# Modeling Pipeline

First thing to do is to initialize the configuration file under <strong>src/modeling/utils/config.json</strong>. Below are reported the two examples of config file for Winter and Summer seasons

Now we proceed importing all the necessary libraries

In [None]:
import sys
sys.path.append('../src/') #sometimes needed when the ../src/ path is not found
from modeling.utils.data import *
from modeling.utils.plotting import *
from modeling.utils.config import *
#only useful for jupyter notebooks such that any change in the code behind does not need the kernel to be restarted
%load_ext autoreload
%autoreload 2

First step is to create the dataset by means of the build_data() function. The process is automatized. If the daily anomaly dataset was already created, the file is directly read, otherwise the process starts from the hourly observation file, it resamples it to daily, it evaluates the normal and finally the anomaly (pushing all the intermediate steps to file)

In [None]:
dt = build_data(normal_mode = 'flat', normal_freq = 'm')
# normal_mode can either be flat or dynamic. If 'flat' normal_freq is ignored
# if dynamic, with normal_freq we can govern the frequency: {'m': 'monthly', 'w': 'weekly', 'd': 'daily'} 

We have then to weight the anomaly, to compensate for the elongation along the latitude

In [None]:
dt = weighted_anomaly(dt)

We have then to flat the spatial dimensions, in order to perform the dimensionality reduction through PCA, and for plotting the results of the modelign

In [None]:
pivot_anomaly = flat_table(dt)

Now the <strong>dimensionality reduction</strong> step. Either thorugh <strong>PCA</strong>

In [None]:
reduced_anomaly = reduce_dim(pivot_anomaly, method = 'PCA', exp_variance = .9, season = 'SUMMER', load_est = 'pca_summer.pkl')
#exp_variance could be either a float between 0 and 1, indicating the percentage of explained variance
#or it could be hard-coded as an integer to specify the exact number of components
#load_est is used to load a pre-fitted PCA estimator (to be used when we want to do inference)

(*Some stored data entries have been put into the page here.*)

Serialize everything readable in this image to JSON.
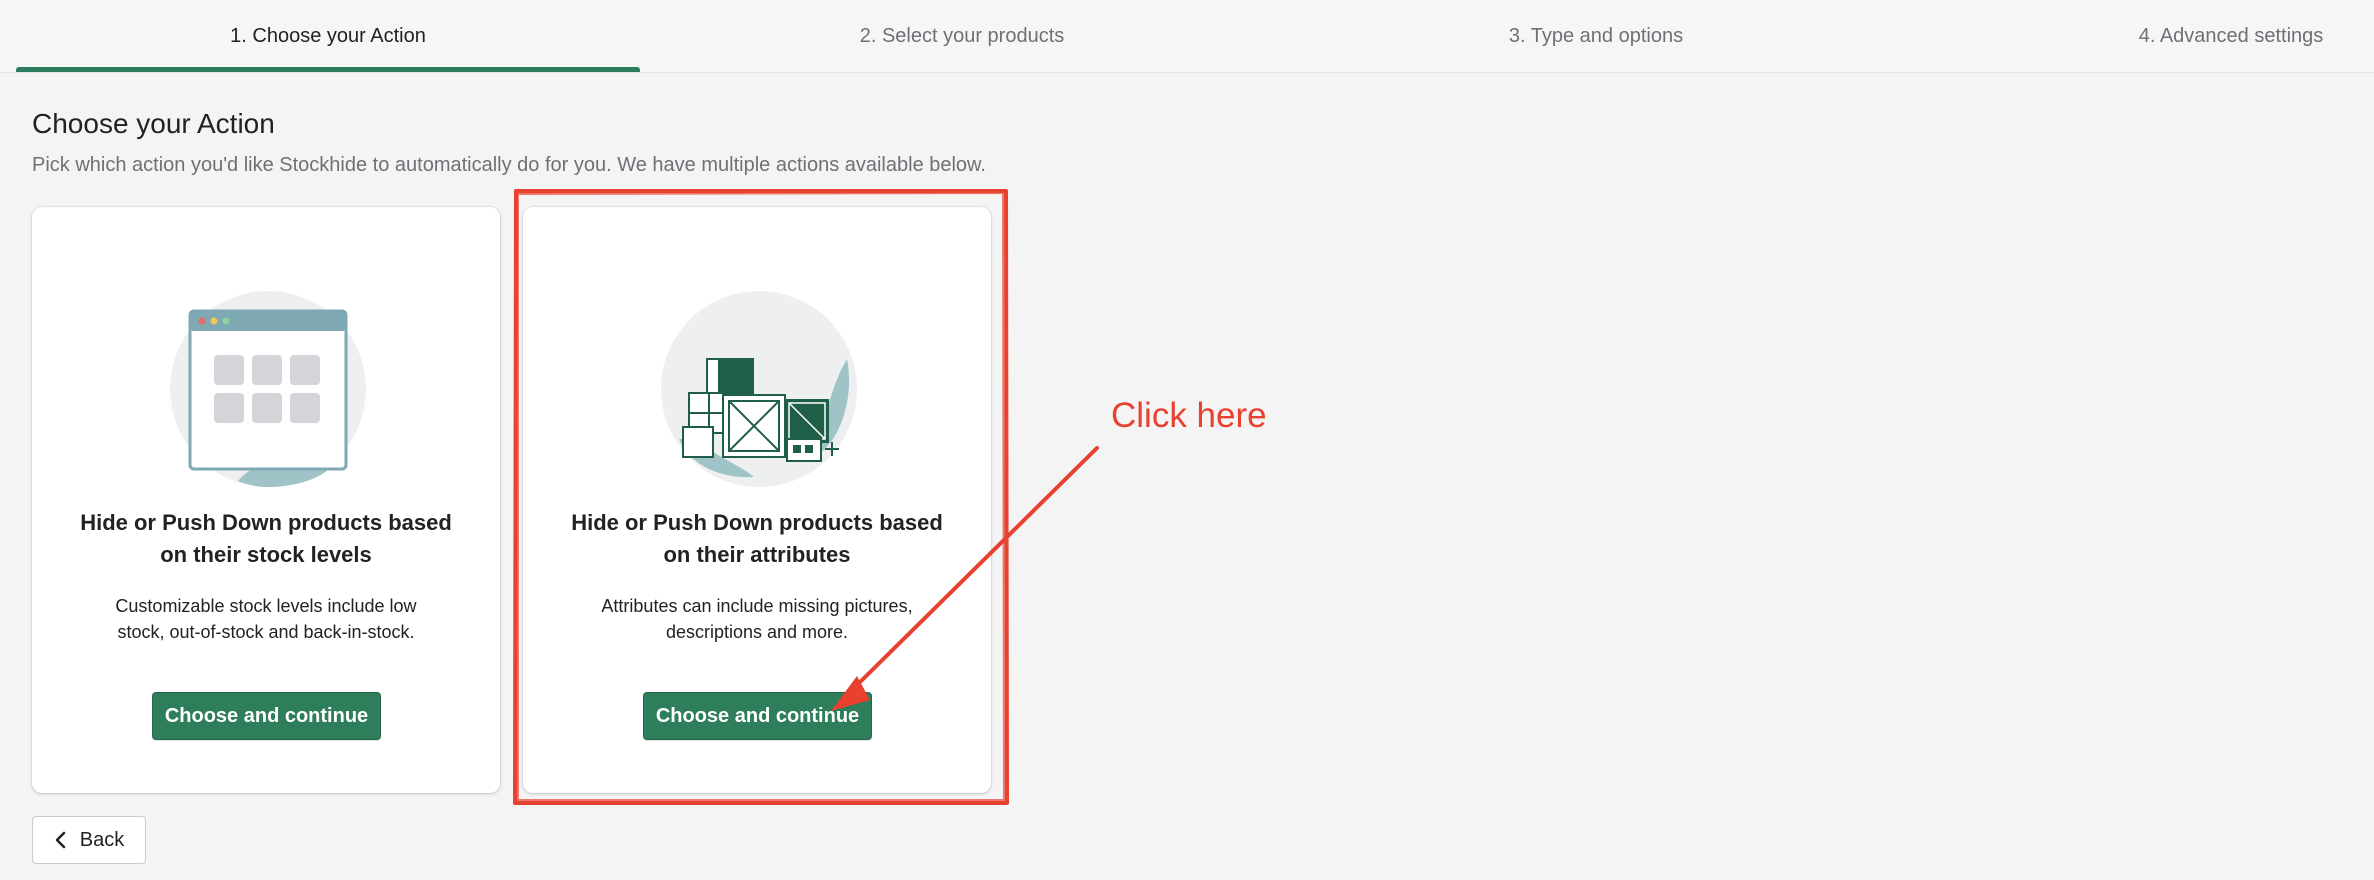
{
  "steps": [
    {
      "label": "1. Choose your Action",
      "active": true
    },
    {
      "label": "2. Select your products",
      "active": false
    },
    {
      "label": "3. Type and options",
      "active": false
    },
    {
      "label": "4. Advanced settings",
      "active": false
    }
  ],
  "header": {
    "title": "Choose your Action",
    "subtitle": "Pick which action you'd like Stockhide to automatically do for you. We have multiple actions available below."
  },
  "cards": [
    {
      "illustration": "browser-grid-illustration",
      "title_line1": "Hide or Push Down products based",
      "title_line2": "on their stock levels",
      "desc_line1": "Customizable stock levels include low",
      "desc_line2": "stock, out-of-stock and back-in-stock.",
      "button_label": "Choose and continue"
    },
    {
      "illustration": "boxes-illustration",
      "title_line1": "Hide or Push Down products based",
      "title_line2": "on their attributes",
      "desc_line1": "Attributes can include missing pictures,",
      "desc_line2": "descriptions and more.",
      "button_label": "Choose and continue"
    }
  ],
  "back_button": {
    "label": "Back",
    "icon": "chevron-left-icon"
  },
  "annotation": {
    "label": "Click here",
    "color": "#e8412f"
  },
  "colors": {
    "accent": "#2e7d5b",
    "tab_underline": "#2a7a5c",
    "background": "#f4f4f4",
    "annotation": "#e8412f"
  }
}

or through <strong>VAE</strong>

In [None]:
reduced_anomaly = reduce_dim(dt, method = 'VAE', season = 'SUMMER', model = "sigma_vae_statedict_5_SLP")
#note here we pass directly the 3D dataset dt, because it works on the images
#we have to specify the season (representing the folder where the VAE models are saved)
#and the file of the VAE model we want to use

We now proceed in diving in train and test datasets, in case we want to train from scratch the clustering algorithms

In [None]:
train_X, test_X, pivot_train, pivot_test =\ 
    train_test_split(reduced_anomaly, pivot_anomaly, test_size = 0.2, random_state = 42)

The training loop adopts a 5-Fold Cross-Validation process, optimizing each model under 4 different scores. However, both the choice of the models to be optimized, and the scores are customizable

In [None]:
for model in ['kmeans','bayesian_gmm','gmm']:
    for scoring in  ["score", "ch", "bic", "silhouette"]:
        estimator = cross_val(reduced_anomaly.values, method = model, scoring = scoring,
                              season = season, folder = 'new folder name')
#we specify again the season (root folder) and the folder where the models will be saved.
#If it does not exist it is created automatically

If we decide to skip the training procedure, or we simply just want to take a look at the performances of the models, we use the following function

In [None]:
get_statistics(f'../models/{season}/wanted folder', train_X, test_X)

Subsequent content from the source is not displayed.